In Silico Analyses of Staphylococcal Enterotoxin B as a DNA Vaccine for Cancer Therapy

Immunotherapy has been suggested as a compelling alternative approach for conventional breast cancer treatment methods. Despite the paramount rolesof T cells in this approach, insufficient numbers of them in the combat against progressive tumor growth still remain to be dealt with. Super antigens are a class of antigens, capable of eliciting T cell proliferation response against desired antigens. Staphylococcal enterotoxin B (SEB) is categorized as a super antigen, its anti-tumor properties has been previously reported. However, to the best our knowledge, SEB has not been ever administered as a DNA construct. In the present study, we exploited bioinformatics tools to assess the immunoreactivity of a SEB-coding DNA construct that serves as a DNA vaccine for breast cancer therapy. Potential B and T (MHC class I and II binders) cell epitopes of the hypothetically expressed protein, along with its sub cellular localization were predicted.
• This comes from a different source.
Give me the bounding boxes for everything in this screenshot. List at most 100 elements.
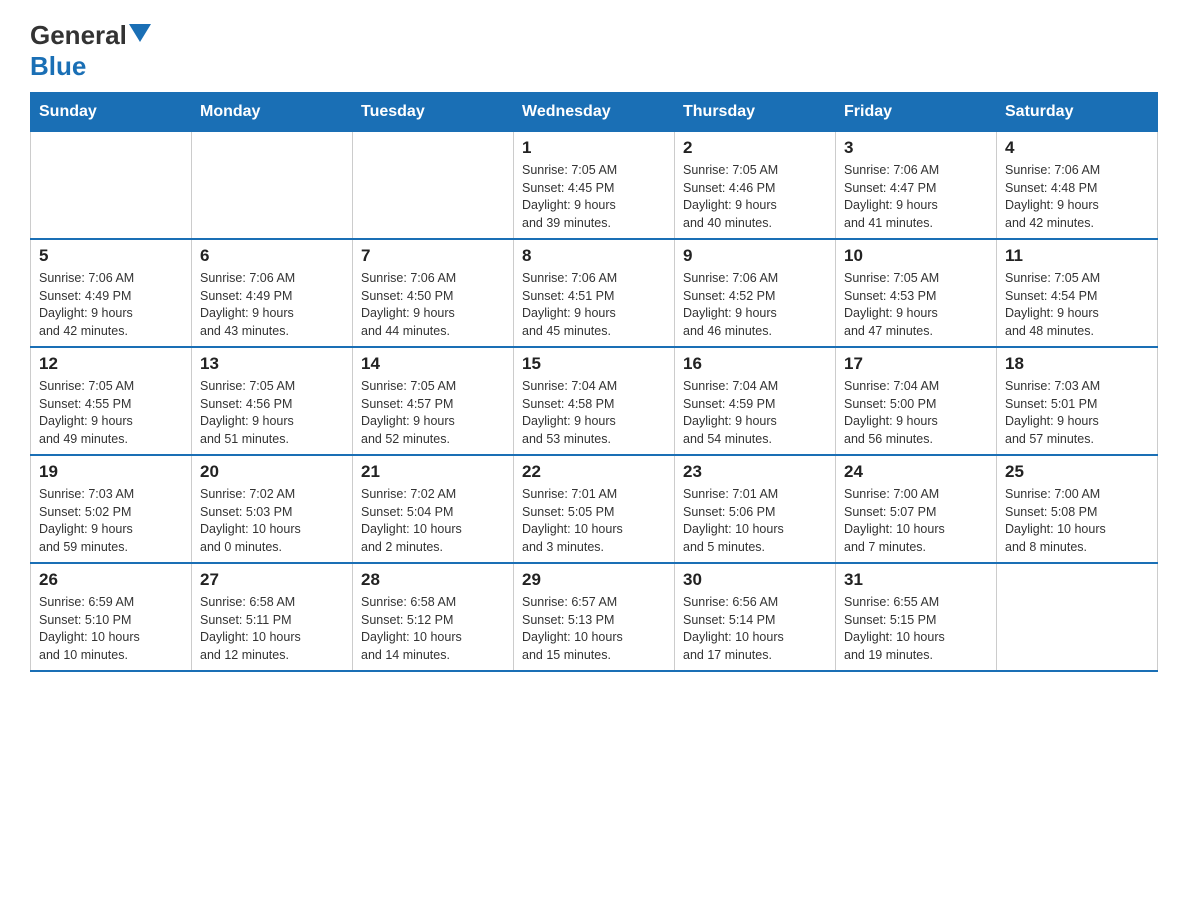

Moreover, probable glycosylation and phosphorylation sites within the protein sequence were determined. The gene sequence was optimized according to murine model codon bias and its mRNA stability was analyzed. Employing an integrative in silico approach, we revealed that apparently the construct could be efficiently expressed in mouse model. Moreover, the hypothetically expressed protein could act as an amenable adjuvant in cancer immunotherapy.